Já para o director Bruno Santos, do Agrupamento de Escolas Dr. Azevedo Neves, na Amadora, que tem alunos até ao secundário, o modelo permite não só “períodos de trabalho relativamente equitativos”, mas também um “período de avaliação de diagnóstico mais alargado”, bem como mais tempo para “conhecer os alunos”. E também este director entende que possibilita apostar mais na avaliação contínua e na metodologia de trabalho por projecto: “Para desenvolvermos o projecto, temos de ter tempo.” Apesar de considerar que todos os ciclos beneficiam do calendário, Bruno Santos admite que aqueles em que se nota um maior impacto sejam o 3.º ciclo e o secundário, uma vez que os alunos têm mais autonomia para se envolverem em projectos e trabalho de investigação.
Mas o modelo também ajuda mais os alunos que enfrentem dificuldades ao longo do ano, diz, argumentando que o terceiro período acabava por ser apenas “uma recta final” que não ajudava à “promoção do sucesso”. Porquê? Porque os alunos ficam desmotivados: “Diziam ‘o terceiro é tão pequeno, já venho com negativas do segundo período, por que razão vou estar aqui a fazer um sprint no terceiro período se isto não me vai valer de nada?”. No modelo semestral, “a lógica passou a ser mais alargada, os alunos passaram a ter uma opção de um percurso de recuperação maior, há mais tempo, há mais trabalhos em que são accionados”, nota. Não nega que foi preciso vencer algumas resistências, mas que, à medida que o tempo passou, os professores passaram a abraçar cada vez mais ferramentas de ensino e instrumentos de avaliação que não exclusivamente os testes.
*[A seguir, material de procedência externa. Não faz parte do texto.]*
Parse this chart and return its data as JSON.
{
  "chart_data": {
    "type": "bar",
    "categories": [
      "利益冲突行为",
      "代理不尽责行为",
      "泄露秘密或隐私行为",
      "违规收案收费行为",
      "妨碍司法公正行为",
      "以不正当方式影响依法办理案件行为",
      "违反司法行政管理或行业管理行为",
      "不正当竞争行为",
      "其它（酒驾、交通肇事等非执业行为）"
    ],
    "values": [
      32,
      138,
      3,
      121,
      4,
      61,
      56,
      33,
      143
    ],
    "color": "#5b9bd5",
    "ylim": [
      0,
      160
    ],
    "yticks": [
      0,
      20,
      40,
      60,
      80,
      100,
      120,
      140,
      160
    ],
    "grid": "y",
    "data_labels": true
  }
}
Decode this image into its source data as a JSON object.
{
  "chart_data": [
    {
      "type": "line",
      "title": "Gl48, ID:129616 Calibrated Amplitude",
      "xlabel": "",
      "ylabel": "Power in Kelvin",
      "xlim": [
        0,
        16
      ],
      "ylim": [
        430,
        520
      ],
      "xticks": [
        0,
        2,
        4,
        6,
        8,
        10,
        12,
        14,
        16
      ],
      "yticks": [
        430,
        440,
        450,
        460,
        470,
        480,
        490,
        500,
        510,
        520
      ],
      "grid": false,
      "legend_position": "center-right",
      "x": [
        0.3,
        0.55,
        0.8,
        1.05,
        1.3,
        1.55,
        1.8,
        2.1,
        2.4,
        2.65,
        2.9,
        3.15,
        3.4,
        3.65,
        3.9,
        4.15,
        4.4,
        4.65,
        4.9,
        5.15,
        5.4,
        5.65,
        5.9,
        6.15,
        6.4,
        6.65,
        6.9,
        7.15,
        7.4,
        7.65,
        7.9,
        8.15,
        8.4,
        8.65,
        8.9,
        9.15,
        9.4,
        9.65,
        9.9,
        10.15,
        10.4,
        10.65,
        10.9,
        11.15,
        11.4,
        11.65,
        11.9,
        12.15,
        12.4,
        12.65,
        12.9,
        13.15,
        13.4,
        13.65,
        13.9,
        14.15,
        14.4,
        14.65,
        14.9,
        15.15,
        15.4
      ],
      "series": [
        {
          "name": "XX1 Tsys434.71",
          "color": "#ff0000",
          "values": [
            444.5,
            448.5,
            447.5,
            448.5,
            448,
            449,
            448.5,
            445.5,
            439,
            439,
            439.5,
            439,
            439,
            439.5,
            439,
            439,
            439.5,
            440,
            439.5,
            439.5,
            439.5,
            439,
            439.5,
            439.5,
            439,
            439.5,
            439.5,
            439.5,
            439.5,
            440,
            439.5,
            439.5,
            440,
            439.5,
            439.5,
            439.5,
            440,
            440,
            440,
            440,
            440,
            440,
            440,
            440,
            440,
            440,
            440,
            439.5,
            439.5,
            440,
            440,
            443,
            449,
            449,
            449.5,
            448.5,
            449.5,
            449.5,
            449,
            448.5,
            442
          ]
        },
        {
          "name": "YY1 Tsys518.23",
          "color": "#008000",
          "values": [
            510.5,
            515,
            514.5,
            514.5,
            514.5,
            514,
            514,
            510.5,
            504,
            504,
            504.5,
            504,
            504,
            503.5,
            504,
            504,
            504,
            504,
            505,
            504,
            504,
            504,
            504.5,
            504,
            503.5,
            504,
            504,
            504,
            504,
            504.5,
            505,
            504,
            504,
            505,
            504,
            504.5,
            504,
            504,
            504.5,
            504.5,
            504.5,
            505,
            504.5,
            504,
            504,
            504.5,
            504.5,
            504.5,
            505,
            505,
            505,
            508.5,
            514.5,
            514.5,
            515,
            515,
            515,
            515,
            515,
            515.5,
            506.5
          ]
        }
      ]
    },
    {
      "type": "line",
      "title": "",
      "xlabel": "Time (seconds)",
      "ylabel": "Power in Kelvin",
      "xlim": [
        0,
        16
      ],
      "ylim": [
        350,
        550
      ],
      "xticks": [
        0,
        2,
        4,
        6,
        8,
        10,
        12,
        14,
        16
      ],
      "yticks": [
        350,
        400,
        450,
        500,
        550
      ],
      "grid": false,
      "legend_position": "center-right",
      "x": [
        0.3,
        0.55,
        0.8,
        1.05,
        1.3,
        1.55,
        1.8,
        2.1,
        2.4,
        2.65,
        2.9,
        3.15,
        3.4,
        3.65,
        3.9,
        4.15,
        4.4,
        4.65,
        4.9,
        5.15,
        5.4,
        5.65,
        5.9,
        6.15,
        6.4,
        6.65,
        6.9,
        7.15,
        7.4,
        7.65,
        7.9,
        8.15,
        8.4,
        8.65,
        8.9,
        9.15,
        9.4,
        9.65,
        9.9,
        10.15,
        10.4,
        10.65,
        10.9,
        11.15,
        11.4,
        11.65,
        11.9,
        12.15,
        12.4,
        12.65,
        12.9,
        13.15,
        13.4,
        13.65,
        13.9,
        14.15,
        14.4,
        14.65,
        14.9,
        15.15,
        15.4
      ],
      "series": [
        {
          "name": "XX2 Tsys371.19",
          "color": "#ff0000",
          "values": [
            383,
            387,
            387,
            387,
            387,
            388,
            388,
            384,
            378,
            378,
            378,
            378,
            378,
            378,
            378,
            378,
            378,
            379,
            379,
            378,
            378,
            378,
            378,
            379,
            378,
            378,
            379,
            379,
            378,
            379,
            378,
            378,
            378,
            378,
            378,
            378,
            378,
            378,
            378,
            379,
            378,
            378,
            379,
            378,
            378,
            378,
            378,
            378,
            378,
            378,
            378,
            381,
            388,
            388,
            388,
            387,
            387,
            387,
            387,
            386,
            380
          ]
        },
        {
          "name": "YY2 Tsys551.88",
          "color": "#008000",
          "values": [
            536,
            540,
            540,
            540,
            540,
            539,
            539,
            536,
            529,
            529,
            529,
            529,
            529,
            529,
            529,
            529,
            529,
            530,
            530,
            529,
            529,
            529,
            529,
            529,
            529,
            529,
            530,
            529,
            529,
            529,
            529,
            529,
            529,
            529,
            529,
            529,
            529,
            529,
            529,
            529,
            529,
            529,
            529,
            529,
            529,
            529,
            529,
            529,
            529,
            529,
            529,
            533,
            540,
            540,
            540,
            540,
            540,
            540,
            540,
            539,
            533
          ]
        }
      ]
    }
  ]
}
Filinto Lima, presidente da Associação Nacional de Directores de Agrupamentos e Escolas Públicas, lembra que esta associação sempre se bateu pela possibilidade de as escolas se poderem organizar desta forma, de maneira a combater um “calendário bipolar”, com um “mini terceiro período”. Ressalvando que não se trata de afirmar que “os semestres vão salvar a pátria”, admite que um calendário mais equilibrado na divisão do tempo é mais propício “ao sucesso escolar”.